Very clear, but upsetting, since that's 4 out of 6 hard drives. I have spent today doing extra backups of my NAS, for obvious reasons. Wanting some more details, I opened the console and ran the command:
smartctrl -h /dev/ada0 | more
the interesting bits were:
Code:
=== START OF INFORMATION SECTION === Model Family: Western Digital Red (AF) Device Model: WDC WD30EFRX-68AX9N0 Serial Number: WD-WCC1T1490741 LU WWN Device Id: 5 0014ee 2b38719e7 Firmware Version: 80.00A80 User Capacity: 3,000,592,982,016 bytes [3.00 TB] Sector Sizes: 512 bytes logical, 4096 bytes physical Device is: In smartctl database [for details use: -P show] ATA Version is: ACS-2 (minor revision not indicated) SATA Version is: SATA 3.0, 6.0 Gb/s (current: 6.0 Gb/s) Local Time is: Sun Oct 13 18:53:39 2013 PDT SMART support is: Available - device has SMART capability.
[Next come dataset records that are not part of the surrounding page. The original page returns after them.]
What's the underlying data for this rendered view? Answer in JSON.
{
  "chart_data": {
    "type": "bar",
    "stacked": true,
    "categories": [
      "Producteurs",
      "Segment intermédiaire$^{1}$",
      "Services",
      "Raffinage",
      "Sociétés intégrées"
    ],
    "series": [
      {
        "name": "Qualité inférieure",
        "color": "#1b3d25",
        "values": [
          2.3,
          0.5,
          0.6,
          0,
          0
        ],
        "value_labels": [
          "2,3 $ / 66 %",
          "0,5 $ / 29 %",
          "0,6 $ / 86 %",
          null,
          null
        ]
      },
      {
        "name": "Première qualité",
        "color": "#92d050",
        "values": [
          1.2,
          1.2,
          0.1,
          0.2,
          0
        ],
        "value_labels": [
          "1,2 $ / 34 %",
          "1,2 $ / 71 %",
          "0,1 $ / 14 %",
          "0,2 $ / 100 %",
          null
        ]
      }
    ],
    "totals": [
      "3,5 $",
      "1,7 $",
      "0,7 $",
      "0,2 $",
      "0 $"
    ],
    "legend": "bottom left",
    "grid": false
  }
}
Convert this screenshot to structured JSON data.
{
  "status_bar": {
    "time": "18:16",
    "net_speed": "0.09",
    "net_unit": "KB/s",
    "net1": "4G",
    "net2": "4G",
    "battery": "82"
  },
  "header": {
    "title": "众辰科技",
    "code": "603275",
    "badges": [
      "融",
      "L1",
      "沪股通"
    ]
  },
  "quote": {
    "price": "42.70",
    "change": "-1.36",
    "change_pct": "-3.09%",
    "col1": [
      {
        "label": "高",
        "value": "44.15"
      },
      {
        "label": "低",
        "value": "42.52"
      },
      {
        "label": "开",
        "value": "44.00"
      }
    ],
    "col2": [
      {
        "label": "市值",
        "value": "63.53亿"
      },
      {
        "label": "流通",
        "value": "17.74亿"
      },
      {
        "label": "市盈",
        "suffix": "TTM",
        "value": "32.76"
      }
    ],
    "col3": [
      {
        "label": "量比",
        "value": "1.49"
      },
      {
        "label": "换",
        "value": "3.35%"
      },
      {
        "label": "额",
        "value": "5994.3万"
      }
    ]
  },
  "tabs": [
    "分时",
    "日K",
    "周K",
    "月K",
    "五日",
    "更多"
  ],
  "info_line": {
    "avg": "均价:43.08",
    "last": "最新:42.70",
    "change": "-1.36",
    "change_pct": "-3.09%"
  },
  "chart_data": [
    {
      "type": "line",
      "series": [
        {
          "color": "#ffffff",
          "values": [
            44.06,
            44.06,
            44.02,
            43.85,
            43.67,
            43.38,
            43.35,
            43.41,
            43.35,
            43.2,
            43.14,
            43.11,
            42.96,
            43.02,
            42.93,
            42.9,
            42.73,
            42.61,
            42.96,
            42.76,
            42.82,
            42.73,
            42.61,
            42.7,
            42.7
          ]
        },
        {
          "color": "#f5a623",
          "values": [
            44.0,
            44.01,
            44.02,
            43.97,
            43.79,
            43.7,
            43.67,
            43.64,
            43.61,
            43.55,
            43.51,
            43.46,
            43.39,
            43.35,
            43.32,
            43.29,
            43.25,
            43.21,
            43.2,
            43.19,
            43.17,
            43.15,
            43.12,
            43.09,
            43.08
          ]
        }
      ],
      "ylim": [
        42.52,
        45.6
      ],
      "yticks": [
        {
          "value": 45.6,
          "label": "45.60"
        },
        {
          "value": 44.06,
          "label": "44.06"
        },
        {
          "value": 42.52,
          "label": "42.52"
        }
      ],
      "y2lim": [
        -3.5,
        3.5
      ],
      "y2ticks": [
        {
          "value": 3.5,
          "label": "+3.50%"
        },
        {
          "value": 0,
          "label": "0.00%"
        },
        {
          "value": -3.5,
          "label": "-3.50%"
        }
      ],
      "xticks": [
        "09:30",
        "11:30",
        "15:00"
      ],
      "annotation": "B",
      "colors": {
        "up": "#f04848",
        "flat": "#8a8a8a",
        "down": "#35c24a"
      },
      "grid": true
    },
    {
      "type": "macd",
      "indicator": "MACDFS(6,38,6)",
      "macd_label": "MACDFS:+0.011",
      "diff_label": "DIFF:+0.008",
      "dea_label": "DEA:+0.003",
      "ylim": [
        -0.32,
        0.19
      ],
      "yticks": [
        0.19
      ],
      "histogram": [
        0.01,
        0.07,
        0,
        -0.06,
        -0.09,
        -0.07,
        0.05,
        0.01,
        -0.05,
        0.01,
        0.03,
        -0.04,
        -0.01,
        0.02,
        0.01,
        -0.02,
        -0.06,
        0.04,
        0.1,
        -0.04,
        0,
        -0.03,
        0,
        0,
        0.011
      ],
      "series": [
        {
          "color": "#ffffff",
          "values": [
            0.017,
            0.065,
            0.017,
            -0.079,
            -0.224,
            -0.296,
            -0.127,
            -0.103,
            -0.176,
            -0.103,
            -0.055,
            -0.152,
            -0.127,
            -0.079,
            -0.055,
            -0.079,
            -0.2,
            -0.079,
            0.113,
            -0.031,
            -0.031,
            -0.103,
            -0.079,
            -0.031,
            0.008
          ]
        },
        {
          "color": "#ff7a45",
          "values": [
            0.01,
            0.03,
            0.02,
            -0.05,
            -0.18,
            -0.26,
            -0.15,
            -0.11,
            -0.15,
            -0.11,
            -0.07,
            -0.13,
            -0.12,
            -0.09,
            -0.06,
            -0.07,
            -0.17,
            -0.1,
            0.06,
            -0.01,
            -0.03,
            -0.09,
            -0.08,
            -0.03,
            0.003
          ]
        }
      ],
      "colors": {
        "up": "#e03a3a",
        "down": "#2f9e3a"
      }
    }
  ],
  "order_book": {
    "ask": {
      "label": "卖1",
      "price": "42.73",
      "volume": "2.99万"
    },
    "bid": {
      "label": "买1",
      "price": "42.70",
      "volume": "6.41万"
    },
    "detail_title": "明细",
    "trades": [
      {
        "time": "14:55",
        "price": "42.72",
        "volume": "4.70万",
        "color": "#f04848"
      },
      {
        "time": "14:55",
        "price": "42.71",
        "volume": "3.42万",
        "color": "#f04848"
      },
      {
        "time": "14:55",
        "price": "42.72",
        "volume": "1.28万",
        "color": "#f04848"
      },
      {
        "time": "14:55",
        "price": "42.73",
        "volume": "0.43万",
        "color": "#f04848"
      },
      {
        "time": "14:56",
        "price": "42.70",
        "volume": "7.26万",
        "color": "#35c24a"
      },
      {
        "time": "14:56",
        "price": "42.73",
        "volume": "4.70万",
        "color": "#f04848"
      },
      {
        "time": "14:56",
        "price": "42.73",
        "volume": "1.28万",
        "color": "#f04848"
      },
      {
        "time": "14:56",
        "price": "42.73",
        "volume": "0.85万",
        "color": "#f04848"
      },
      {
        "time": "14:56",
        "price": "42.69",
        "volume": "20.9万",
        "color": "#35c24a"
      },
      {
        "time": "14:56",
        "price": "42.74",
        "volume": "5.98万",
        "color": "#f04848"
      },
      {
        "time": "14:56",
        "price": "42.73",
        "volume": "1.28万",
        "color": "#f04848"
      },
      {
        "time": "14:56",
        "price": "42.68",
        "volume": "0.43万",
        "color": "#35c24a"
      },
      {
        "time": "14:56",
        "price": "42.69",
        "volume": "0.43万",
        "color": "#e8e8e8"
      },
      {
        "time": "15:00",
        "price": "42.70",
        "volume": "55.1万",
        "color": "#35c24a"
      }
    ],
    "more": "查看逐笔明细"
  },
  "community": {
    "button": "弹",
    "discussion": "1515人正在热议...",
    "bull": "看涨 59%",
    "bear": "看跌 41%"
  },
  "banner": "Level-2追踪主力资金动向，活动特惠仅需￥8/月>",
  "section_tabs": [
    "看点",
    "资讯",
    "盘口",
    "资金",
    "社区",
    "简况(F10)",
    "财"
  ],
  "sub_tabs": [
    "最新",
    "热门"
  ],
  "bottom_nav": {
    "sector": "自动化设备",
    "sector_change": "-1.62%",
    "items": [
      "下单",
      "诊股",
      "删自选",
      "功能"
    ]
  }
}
SMART support is: Enabled === START OF READ SMART DATA SECTION === SMART overall-health self-assessment test result: PASSED ... SMART Attributes Data Structure revision number: 16 Vendor Specific SMART Attributes with Thresholds: ID# ATTRIBUTE_NAME FLAG VALUE WORST THRESH TYPE UPDATED WHEN_FAILED RAW_VALUE 1 Raw_Read_Error_Rate 0x002f 200 200 051 Pre-fail Always - 0 3 Spin_Up_Time 0x0027 179 175 021 Pre-fail Always - 6008 4 Start_Stop_Count 0x0032 100 100 000 Old_age Always - 18 5 Reallocated_Sector_Ct 0x0033 200 200 140 Pre-fail Always - 0 7 Seek_Error_Rate 0x002e 200 200 000 Old_age Always - 0 9 Power_On_Hours 0x0032 099 099 000 Old_age Always - 1067 10 Spin_Retry_Count 0x0032 100 253 000 Old_age Always - 0 11 Calibration_Retry_Count 0x0032 100 253 000 Old_age Always - 0 12 Power_Cycle_Count 0x0032 100 100 000 Old_age Always - 18 192 Power-Off_Retract_Count 0x0032 200 200 000 Old_age Always - 8 193 Load_Cycle_Count 0x0032 200 200 000 Old_age Always - 9 194 Temperature_Celsius 0x0022 122 115 000 Old_age Always - 28 196 Reallocated_Event_Count 0x0032 200 200 000 Old_age Always - 0 197 Current_Pending_Sector 0x0032 200 200 000 Old_age Always - 0 198 Offline_Uncorrectable 0x0030 100 253 000 Old_age Offline - 0 199 UDMA_CRC_Error_Count 0x0032 200 200 000 Old_age Always - 17 200 Multi_Zone_Error_Rate 0x0008 200 200 000 Old_age Offline - 0 SMART Error Log Version: 1 No Errors Logged SMART Self-test log structure revision number 1 Num Test_Description Status Remaining LifeTime(hours) LBA_of_first_error # 1 Extended offline Completed without error 00% 1038 - # 2 Extended offline Completed without error 00% 870 -
Unless I am reading this totally wrong, this is saying there are zero errors, and everything is looking good. I am getting the same results for the other 5 drives in the system. I can see no useful difference between the "failing" drives and the healthy drives.
I then ran
zpool status Main-Storage
which returned:
Code:
pool: Main-Storage state: ONLINE scan: scrub repaired 0 in 4h50m with 0 errors on Sat Oct 5 04:50:21 2013 config: NAME STATE READ WRITE CKSUM Main-Storage ONLINE 0 0 0 raidz2-0 ONLINE 0 0 0 gptid/ef2bd5c3-1188-11e3-8467-c83a35d12cd7 ONLINE 0 0 0 gptid/efa5f830-1188-11e3-8467-c83a35d12cd7 ONLINE 0 0 0 gptid/f0222234-1188-11e3-8467-c83a35d12cd7 ONLINE 0 0 0 gptid/f09a8dc3-1188-11e3-8467-c83a35d12cd7 ONLINE 0 0 0 gptid/f1108fc6-1188-11e3-8467-c83a35d12cd7 ONLINE 0 0 0 gptid/f186fb53-1188-11e3-8467-c83a35d12cd7 ONLINE 0 0 0 errors: No known data errors
Can anyone offer any thoughts or suggestions? Am I just misunderstanding this? The log messages are very clear, but seem to contradict the SMART test results.
In theory a scrub will be run every Saturday, as recommended here: http://doc.freenas.org/index.php/ZFS_Scrubs
but my initial settings were not quite right, so only one scrub has been run so far it seems.
If I have not provided enough details, which is likely, what information will help?